The bus ride has made us family, our wandering lives braided together for eight hours of travel. Sharing a mini-table, sitting hip to hip: an elderly black woman in knitted green headscarf talks on a cellphone to her reflection in the window; an Asian woman in designer sunglasses chats across isle to a young woman that could be her daughter; a young white guy with purple hair and painted toe nails, purple legwarmers cut away to allow his feet into flip-flops, sketches in his oversized notebook, endearing himself to the other women with his feminine, eccentric, yet good-boy ways. They want to see what he's drawing. They adore his nails. He responds with a joke: “Oh, I just love your nails,” an older woman says to a young woman, “But I'm too old for that whore look.”

The women laugh. They share the gummy bears he's brought with him. He's the white weird son they never had. Then, slowly, they go their separate ways. He slouches into his drawing, the mother returns to her daughter, the black woman closes her eyes and falls deeply asleep, mouth agape, under waves of weak light.

Beside me sits a young woman from Wisconsin who's returning from a weekend in San Francisco to her masters in composition courses at UCLA. “David Lang,” she offers when I ask her for a must-know contemporary composer. “Post-minimalism; space, but musical.” She's a touch awkward; hunched at the shoulders as though forever at a piano, at study, at ease only in solitude. She accepts a piece of chocolate only after I insist. I imagine the verdant fields and gentle cows of her home state – not these barren ridges, a harsh overture to the urban counterpart that awaits her. I imagine a tenderness, a sensitivity which forces a degree of escapism of her, a retreat into the formal abstractions of music, the constrained geometries of the heart.

Two toughs in punk-skate décor sit near the driver. Black trucker hats bearing Thrasher in electric green thread. Black Levi jackets, sleeves cut off at shoulders, studded with pins, stitched with appliques, one of which directs the observer to Fuck Off. The bigger tough pulls out his Gameboy. His olive skin glows in screen light, his dark eyes go pliant, soft, human. The other tough yelps into his cellphone: “We barbequed and shit. Man, I heard you hurling in the bathroom.” Life in LA has roughened them. The city wears you down, yet to matter at all you must declare yourself, usually in the most conspicuous way of all: fashion and attitude. You must show how much you don't care by how much you do.

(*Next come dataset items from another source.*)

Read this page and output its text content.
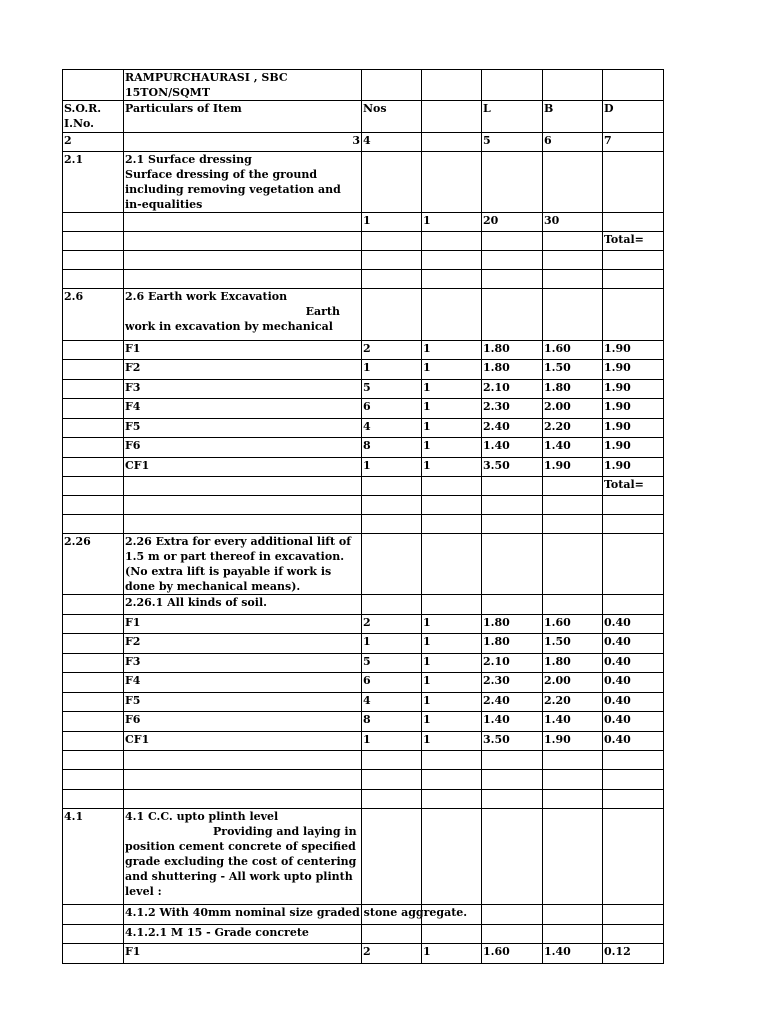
	RAMPURCHAURASI , SBC 15TON/SQMT					
S.O.R. I.No.	Particulars of Item	Nos		L	B	D
2	3	4		5	6	7
2.1	2.1 Surface dressing
Surface dressing of the ground including removing vegetation and in-equalities					

		1	1	20	30	
						Total=

2.6	2.6 Earth work Excavation
Earth
work in excavation by mechanical					

	F1	2	1	1.80	1.60	1.90
	F2	1	1	1.80	1.50	1.90
	F3	5	1	2.10	1.80	1.90
	F4	6	1	2.30	2.00	1.90
	F5	4	1	2.40	2.20	1.90
	F6	8	1	1.40	1.40	1.90
	CF1	1	1	3.50	1.90	1.90
						Total=

2.26	2.26 Extra for every additional lift of 1.5 m or part thereof in excavation. (No extra lift is payable if work is done by mechanical means).					

	2.26.1 All kinds of soil.					
	F1	2	1	1.80	1.60	0.40
	F2	1	1	1.80	1.50	0.40
	F3	5	1	2.10	1.80	0.40
	F4	6	1	2.30	2.00	0.40
	F5	4	1	2.40	2.20	0.40
	F6	8	1	1.40	1.40	0.40
	CF1	1	1	3.50	1.90	0.40

4.1	4.1 C.C. upto plinth level
Providing and laying in
position cement concrete of specified grade excluding the cost of centering and shuttering - All work upto plinth level :					

	4.1.2 With 40mm nominal size graded stone aggregate.					
	4.1.2.1 M 15 - Grade concrete					
	F1	2	1	1.60	1.40	0.12
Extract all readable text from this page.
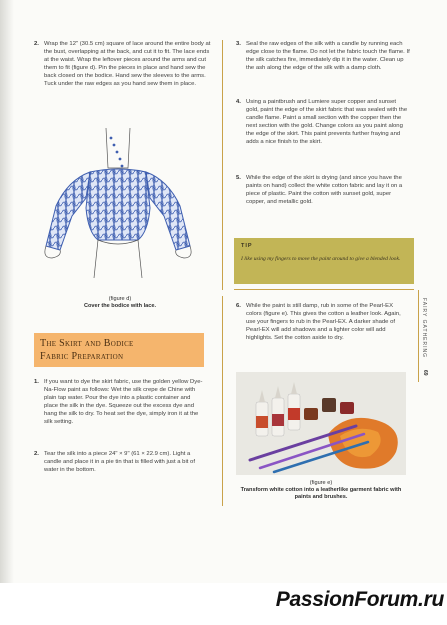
2. Wrap the 12" (30.5 cm) square of lace around the entire body at the bust, overlapping at the back, and cut it to fit. The lace ends at the waist. Wrap the leftover pieces around the arms and cut them to fit (figure d). Pin the pieces in place and hand sew the back closed on the bodice. Hand sew the sleeves to the arms. Tuck under the raw edges as you hand sew them in place.

(figure d)
Cover the bodice with lace.
The Skirt and Bodice
Fabric Preparation

1. If you want to dye the skirt fabric, use the golden yellow Dye-Na-Flow paint as follows: Wet the silk crepe de Chine with plain tap water. Pour the dye into a plastic container and place the silk in the dye. Squeeze out the excess dye and hang the silk to dry. To heat set the dye, simply iron it at the silk setting.

2. Tear the silk into a piece 24" × 9" (61 × 22.9 cm). Light a candle and place it in a pie tin that is filled with just a bit of water in the bottom.

3. Seal the raw edges of the silk with a candle by running each edge close to the flame. Do not let the fabric touch the flame. If the silk catches fire, immediately dip it in the water. Clean up the ash along the edge of the silk with a damp cloth.

4. Using a paintbrush and Lumiere super copper and sunset gold, paint the edge of the skirt fabric that was sealed with the candle flame. Paint a small section with the copper then the next section with the gold. Change colors as you paint along the edge of the skirt. This paint prevents further fraying and adds a nice finish to the skirt.

5. While the edge of the skirt is drying (and since you have the paints on hand) collect the white cotton fabric and lay it on a piece of plastic. Paint the cotton with sunset gold, super copper, and metallic gold.

TIP
I like using my fingers to move the paint around to give a blended look.

6. While the paint is still damp, rub in some of the Pearl-EX colors (figure e). This gives the cotton a leather look. Again, use your fingers to rub in the Pearl-EX. A darker shade of Pearl-EX will add shadows and a lighter color will add highlights. Set the cotton aside to dry.

(figure e)
Transform white cotton into a leatherlike garment fabric with paints and brushes.
FAIRY GATHERING
69
PassionForum.ru
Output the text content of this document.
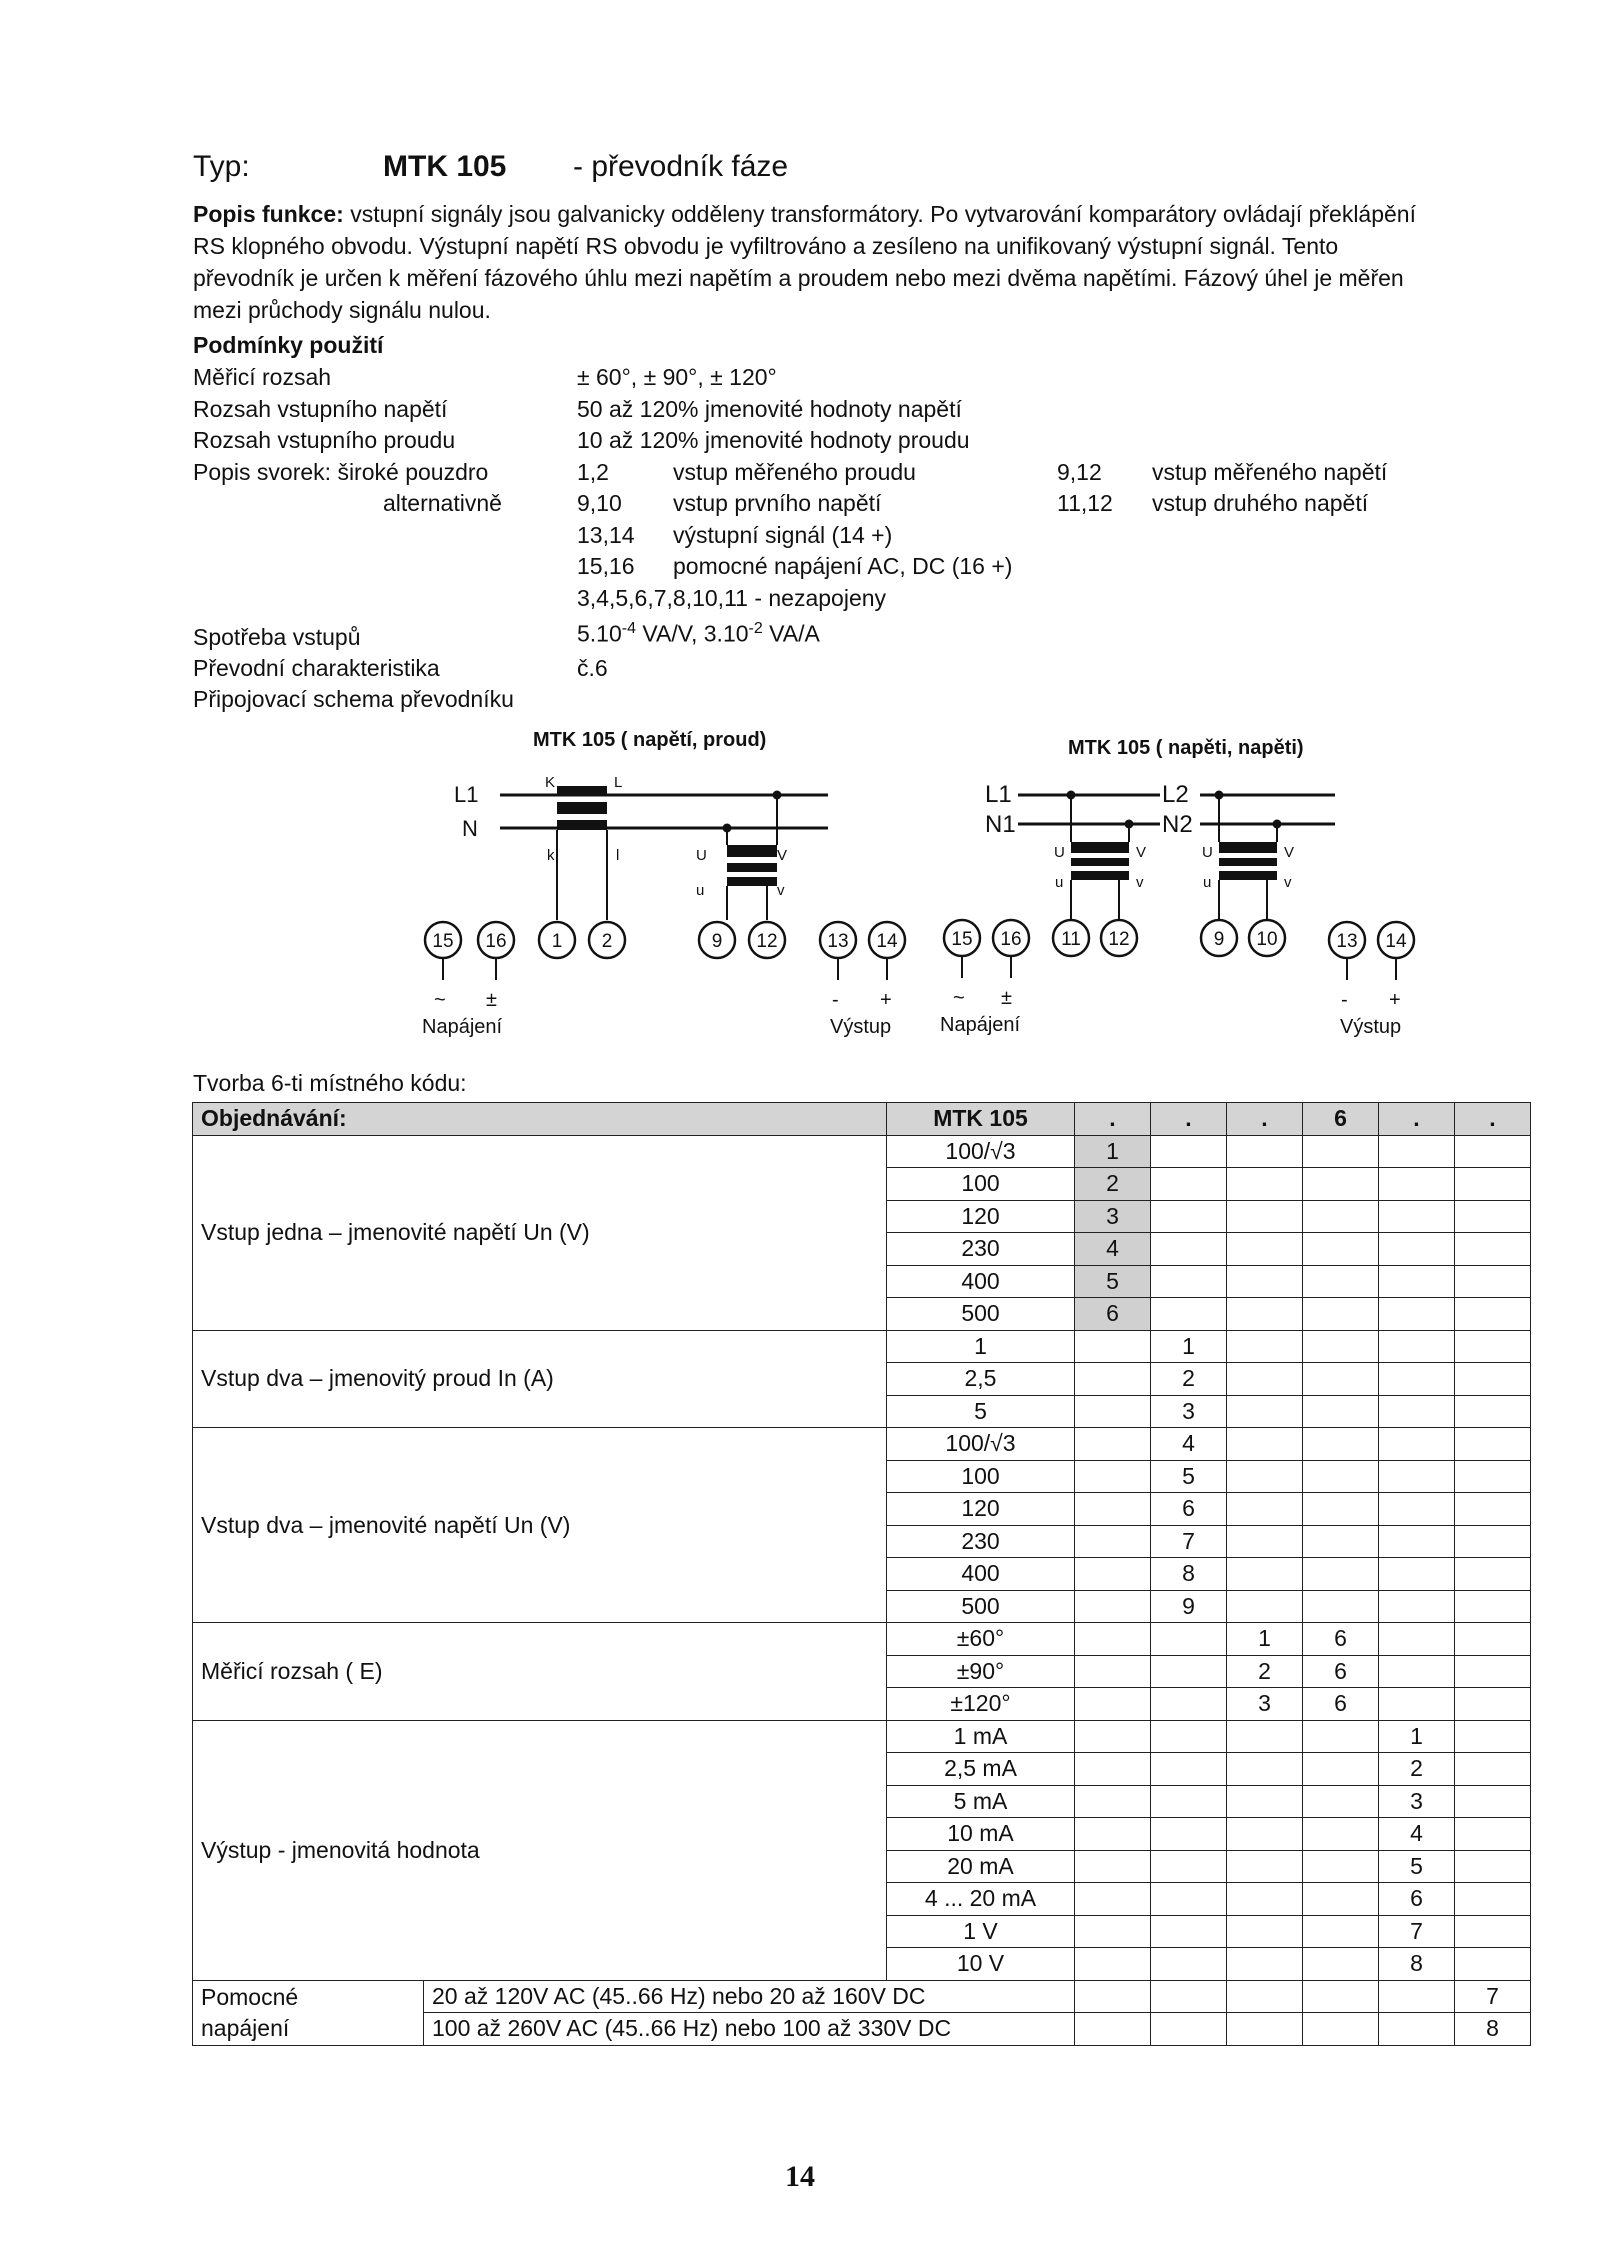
Typ:	MTK 105 - převodník fáze
Popis funkce: vstupní signály jsou galvanicky odděleny transformátory. Po vytvarování komparátory ovládají překlápění RS klopného obvodu. Výstupní napětí RS obvodu je vyfiltrováno a zesíleno na unifikovaný výstupní signál. Tento převodník je určen k měření fázového úhlu mezi napětím a proudem nebo mezi dvěma napětími. Fázový úhel je měřen mezi průchody signálu nulou.
Podmínky použití
Měřicí rozsah	± 60°, ± 90°, ± 120°
Rozsah vstupního napětí	50 až 120% jmenovité hodnoty napětí
Rozsah vstupního proudu	10 až 120% jmenovité hodnoty proudu
Popis svorek: široké pouzdro	1,2	vstup měřeného proudu	9,12 vstup měřeného napětí
alternativně	9,10 vstup prvního napětí	11,12 vstup druhého napětí
13,14 výstupní signál (14 +)
15,16 pomocné napájení AC, DC (16 +)
3,4,5,6,7,8,10,11 - nezapojeny
Spotřeba vstupů	$5.10^{-4}$ VA/V, $3.10^{-2}$ VA/A
Převodní charakteristika	č.6
Připojovací schema převodníku
MTK 105 ( napětí, proud)
L1
N
K	L
k	l	U	V
u	v
15 16 1 2	9 12	13 14
~ ±
Napájení
- +
Výstup
MTK 105 ( napěti, napěti)
L1
N1
L2
N2
U	V
u	v
U	V
u	v
15 16 11 12	9 10	13 14
~ ±
Napájení
- +
Výstup
Tvorba 6-ti místného kódu:
Objednávání:		MTK 105	.	.	.	6	.	.
Vstup jedna – jmenovité napětí Un (V)		100/√3	1					
		100	2					
		120	3					
		230	4					
		400	5					
		500	6					
Vstup dva – jmenovitý proud In (A)		1		1				
		2,5		2				
		5		3				
Vstup dva – jmenovité napětí Un (V)		100/√3		4				
		100		5				
		120		6				
		230		7				
		400		8				
		500		9				
Měřicí rozsah ( E)		±60°			1	6		
		±90°			2	6		
		±120°			3	6		
Výstup - jmenovitá hodnota		1 mA					1	
		2,5 mA					2	
		5 mA					3	
		10 mA					4	
		20 mA					5	
		4 ... 20 mA					6	
		1 V					7	
		10 V					8	
Pomocné
napájení	20 až 120V AC (45..66 Hz) nebo 20 až 160V DC							7
	100 až 260V AC (45..66 Hz) nebo 100 až 330V DC							8
14
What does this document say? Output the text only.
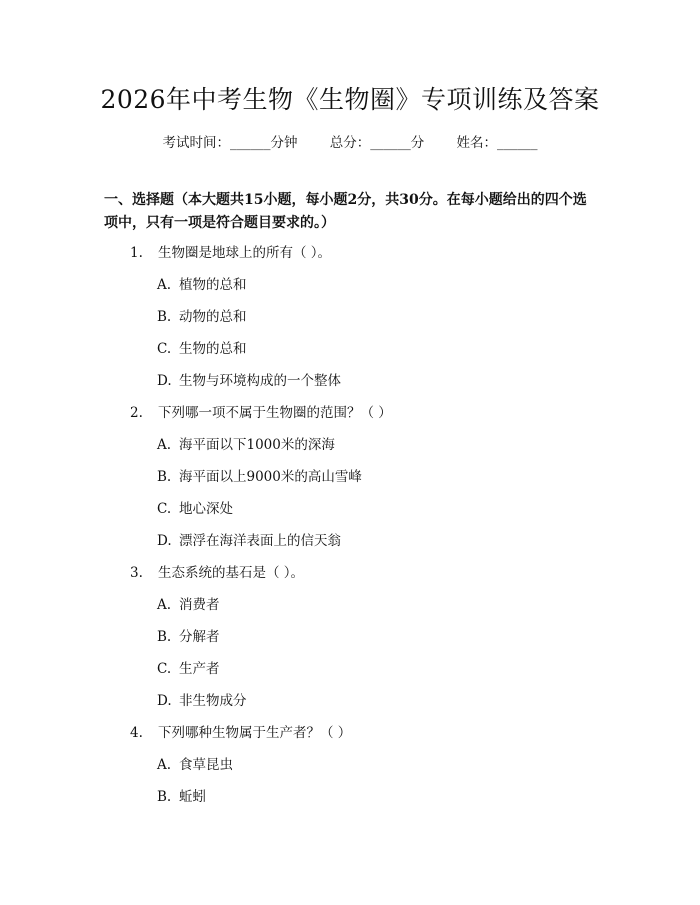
2026年中考生物《生物圈》专项训练及答案
考试时间：______分钟 总分：______分 姓名：______
一、选择题（本大题共15小题，每小题2分，共30分。在每小题给出的四个选
项中，只有一项是符合题目要求的。）
1. 生物圈是地球上的所有（ ）。
A. 植物的总和
B. 动物的总和
C. 生物的总和
D. 生物与环境构成的一个整体
2. 下列哪一项不属于生物圈的范围？（ ）
A. 海平面以下1000米的深海
B. 海平面以上9000米的高山雪峰
C. 地心深处
D. 漂浮在海洋表面上的信天翁
3. 生态系统的基石是（ ）。
A. 消费者
B. 分解者
C. 生产者
D. 非生物成分
4. 下列哪种生物属于生产者？（ ）
A. 食草昆虫
B. 蚯蚓
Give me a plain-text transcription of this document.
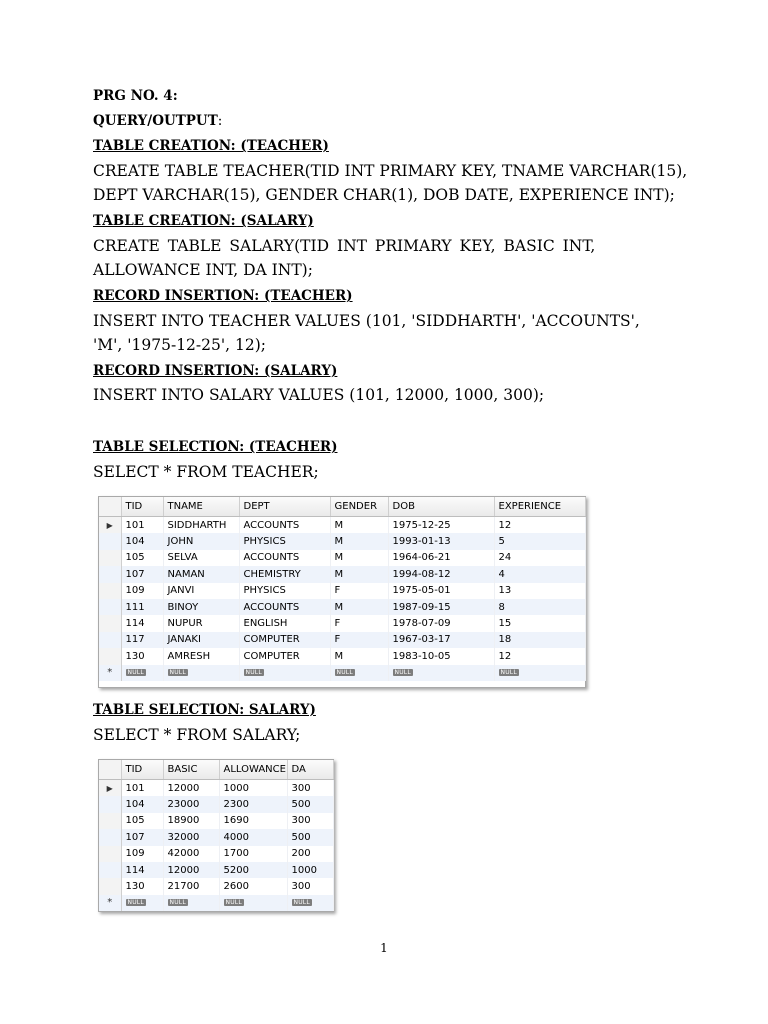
PRG NO. 4:
QUERY/OUTPUT:
TABLE CREATION: (TEACHER)
CREATE TABLE TEACHER(TID INT PRIMARY KEY, TNAME VARCHAR(15),
DEPT VARCHAR(15), GENDER CHAR(1), DOB DATE, EXPERIENCE INT);
TABLE CREATION: (SALARY)
CREATE TABLE SALARY(TID INT PRIMARY KEY, BASIC INT,
ALLOWANCE INT, DA INT);
RECORD INSERTION: (TEACHER)
INSERT INTO TEACHER VALUES (101, 'SIDDHARTH', 'ACCOUNTS',
'M', '1975-12-25', 12);
RECORD INSERTION: (SALARY)
INSERT INTO SALARY VALUES (101, 12000, 1000, 300);
TABLE SELECTION: (TEACHER)
SELECT * FROM TEACHER;
TABLE SELECTION: SALARY)
SELECT * FROM SALARY;
	TID	TNAME	DEPT	GENDER	DOB	EXPERIENCE
▶	101	SIDDHARTH	ACCOUNTS	M	1975-12-25	12
	104	JOHN	PHYSICS	M	1993-01-13	5
	105	SELVA	ACCOUNTS	M	1964-06-21	24
	107	NAMAN	CHEMISTRY	M	1994-08-12	4
	109	JANVI	PHYSICS	F	1975-05-01	13
	111	BINOY	ACCOUNTS	M	1987-09-15	8
	114	NUPUR	ENGLISH	F	1978-07-09	15
	117	JANAKI	COMPUTER	F	1967-03-17	18
	130	AMRESH	COMPUTER	M	1983-10-05	12
*	NULL	NULL	NULL	NULL	NULL	NULL
	TID	BASIC	ALLOWANCE	DA
▶	101	12000	1000	300
	104	23000	2300	500
	105	18900	1690	300
	107	32000	4000	500
	109	42000	1700	200
	114	12000	5200	1000
	130	21700	2600	300
*	NULL	NULL	NULL	NULL
1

And eventually they too fall asleep, adrift in the dream wagon where we are all brothers and sisters, fathers and mothers, angry and shy, disfigured and beautiful, suspended from our lives, entrusting our homecoming to the orange-haired benevolent butch at the wheel. The big woman reaches overhead, throws a switch, then barks into a microphone. She wants to thank us for being such good riders. She wants us to be safe. She wants us to know it's been a pleasure. And by her frank voice, we know she means it.